A jolt of shock shot through me, settling finally into my heart, which seemed reluctant to beat again for a moment. What did that mean? I was sick? Dying? How could they not have told me? And how could I be dying if I felt fine? Except for knowing when other people are going to die…

And if that were true, wouldn’t I know if I were going to die?

Uncle Brendon sighed, and a chair scraped across the floor again, then groaned as he sank into it. “Fine. Call him if you want to. You’re probably right. I just really hoped we’d have another year or two. At least until she’s out of high school.”

“That was never a certainty.” Aunt Val’s silhouette shrank as it came closer, and I scuttled toward my room, my spine still pressed against the cold wall. But then she stopped, and her shadow turned around. “Where’s the number?”

“Here, use my phone. He’s second in the contacts list.”

My aunt’s shadow elongated as she moved farther away, presumably taking the phone from my uncle. “You sure you don’t want to do it?”

“Positive.”

Another chair scraped the tiles as my aunt sat, and her shadow became an amorphous blob on the wall. A series of high-pitched beeps told me she was already pressing buttons. A moment later she spoke, and I held my breath, desperate to hear every single word of whatever they’d been keeping from me.

“Aiden? It’s Valerie.” She paused, but I couldn’t hear my father’s response. “We’re fine. Brendon’s right here. Listen, though, I’m calling about Kaylee.” Another pause, and this time I heard a low-pitched, indistinct rumble, barely recognizable as my father’s voice.

Aunt Val sighed again, and her shadow shifted as she slumped in her chair. “I know, but it’s happening again.” Pause. “Of course I’m sure. Twice in the last three days. She didn’t tell us the first time, or I would have called sooner. I’m not sure how she’s kept quiet about it, as it is.”

My father said something else I couldn’t make out.

“I did, but she won’t take them, and I’m not going to force her. I think we’ve moved beyond the pills, Aiden. It’s time to tell her the truth. You owe her that much.”

He owed me? Of course he owed me the truth—whatever that was. They all owed me.

“Yes, but I really think it should come from her father.” She sounded angry now.

My father spoke again, and this time it sounded like he was arguing. But I could have told him how futile it was to argue with Aunt Val. Once she’d made up her mind, nothing could change it.

“Aiden Cavanaugh, you put your butt on a plane today, or I’ll send your daughter to you. She deserves the truth, and you’re going to give it to her, one way or another.”

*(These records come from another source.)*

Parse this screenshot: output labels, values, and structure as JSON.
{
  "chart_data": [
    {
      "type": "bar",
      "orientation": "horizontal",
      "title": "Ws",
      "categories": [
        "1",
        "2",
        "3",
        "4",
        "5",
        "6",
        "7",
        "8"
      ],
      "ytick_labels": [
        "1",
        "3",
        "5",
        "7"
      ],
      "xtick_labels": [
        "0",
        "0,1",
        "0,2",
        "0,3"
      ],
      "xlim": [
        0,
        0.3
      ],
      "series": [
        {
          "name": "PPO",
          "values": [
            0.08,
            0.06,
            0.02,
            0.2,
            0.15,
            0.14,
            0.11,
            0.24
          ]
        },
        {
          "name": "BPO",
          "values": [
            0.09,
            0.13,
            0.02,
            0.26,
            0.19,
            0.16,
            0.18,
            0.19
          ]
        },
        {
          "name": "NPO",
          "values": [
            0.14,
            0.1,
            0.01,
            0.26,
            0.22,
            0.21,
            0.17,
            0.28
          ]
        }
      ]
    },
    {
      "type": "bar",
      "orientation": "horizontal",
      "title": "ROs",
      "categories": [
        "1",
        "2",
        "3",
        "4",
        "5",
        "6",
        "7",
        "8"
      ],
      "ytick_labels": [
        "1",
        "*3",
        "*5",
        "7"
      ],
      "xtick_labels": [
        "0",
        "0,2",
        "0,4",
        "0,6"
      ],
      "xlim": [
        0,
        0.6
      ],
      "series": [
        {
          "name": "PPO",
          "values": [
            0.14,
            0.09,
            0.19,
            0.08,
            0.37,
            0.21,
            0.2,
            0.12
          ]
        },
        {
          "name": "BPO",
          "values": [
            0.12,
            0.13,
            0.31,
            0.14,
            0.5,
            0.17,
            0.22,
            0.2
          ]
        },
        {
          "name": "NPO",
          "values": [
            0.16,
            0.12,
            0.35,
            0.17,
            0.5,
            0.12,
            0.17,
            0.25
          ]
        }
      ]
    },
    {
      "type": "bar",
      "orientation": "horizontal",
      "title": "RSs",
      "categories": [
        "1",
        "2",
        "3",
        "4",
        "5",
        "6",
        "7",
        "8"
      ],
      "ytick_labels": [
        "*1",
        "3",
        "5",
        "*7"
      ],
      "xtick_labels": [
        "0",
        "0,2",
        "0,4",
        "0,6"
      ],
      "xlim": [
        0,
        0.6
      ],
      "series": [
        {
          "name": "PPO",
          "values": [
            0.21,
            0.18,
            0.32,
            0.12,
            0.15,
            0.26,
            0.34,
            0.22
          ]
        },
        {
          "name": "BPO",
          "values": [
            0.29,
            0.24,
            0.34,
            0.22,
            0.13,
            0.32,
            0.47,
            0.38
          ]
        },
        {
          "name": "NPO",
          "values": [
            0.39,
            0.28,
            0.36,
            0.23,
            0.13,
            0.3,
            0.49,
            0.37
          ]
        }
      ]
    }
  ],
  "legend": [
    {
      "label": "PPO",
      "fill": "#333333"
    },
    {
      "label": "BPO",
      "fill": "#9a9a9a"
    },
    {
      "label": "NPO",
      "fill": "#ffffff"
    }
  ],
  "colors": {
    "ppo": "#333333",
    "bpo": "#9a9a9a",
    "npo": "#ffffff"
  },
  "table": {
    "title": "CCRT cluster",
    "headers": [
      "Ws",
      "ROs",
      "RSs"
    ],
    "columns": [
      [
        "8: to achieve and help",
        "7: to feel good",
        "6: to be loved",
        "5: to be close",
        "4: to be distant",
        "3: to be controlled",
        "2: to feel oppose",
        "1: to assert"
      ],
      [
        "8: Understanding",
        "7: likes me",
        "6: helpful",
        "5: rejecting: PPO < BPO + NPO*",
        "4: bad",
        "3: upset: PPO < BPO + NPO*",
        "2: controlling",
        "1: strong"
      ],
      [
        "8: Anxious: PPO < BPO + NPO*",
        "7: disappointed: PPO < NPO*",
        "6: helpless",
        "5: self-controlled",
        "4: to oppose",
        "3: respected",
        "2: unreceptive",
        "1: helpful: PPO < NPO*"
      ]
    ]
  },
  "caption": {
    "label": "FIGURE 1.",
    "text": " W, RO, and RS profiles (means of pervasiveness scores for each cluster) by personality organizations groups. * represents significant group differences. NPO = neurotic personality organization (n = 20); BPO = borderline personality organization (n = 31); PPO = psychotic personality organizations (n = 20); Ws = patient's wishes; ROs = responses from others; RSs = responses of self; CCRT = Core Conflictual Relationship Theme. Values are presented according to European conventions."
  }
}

I SNUCK BACK TO MY room, shocked, confused, and more than a little proud of my aunt. Whatever this mysterious truth was, she wanted me to have it. And she didn’t think I was losing my mind. Neither of them did.

Though they apparently thought I was dying.

I think I’d rather be crazy.

I’d never really contemplated my own death before, but I would have thought the very idea would leave me too frightened to function. Especially having very nearly witnessed someone else’s death only hours earlier. Instead, however, I found myself more numb than terrified.

There was a substantial fear building inside me, tightening my throat and making my heart pound almost audibly inside my chest. But it was a very distant fear, as if I couldn’t quite wrap my mind around the concept of my own demise. Of simply not existing one day.

Maybe the news just hadn’t sunk in yet. Or maybe I couldn’t quite believe it. Either way, I desperately needed to talk it through with someone who wasn’t busy keeping vital secrets from me. So I texted Emma, in case her mother had lifted the cell phone ban.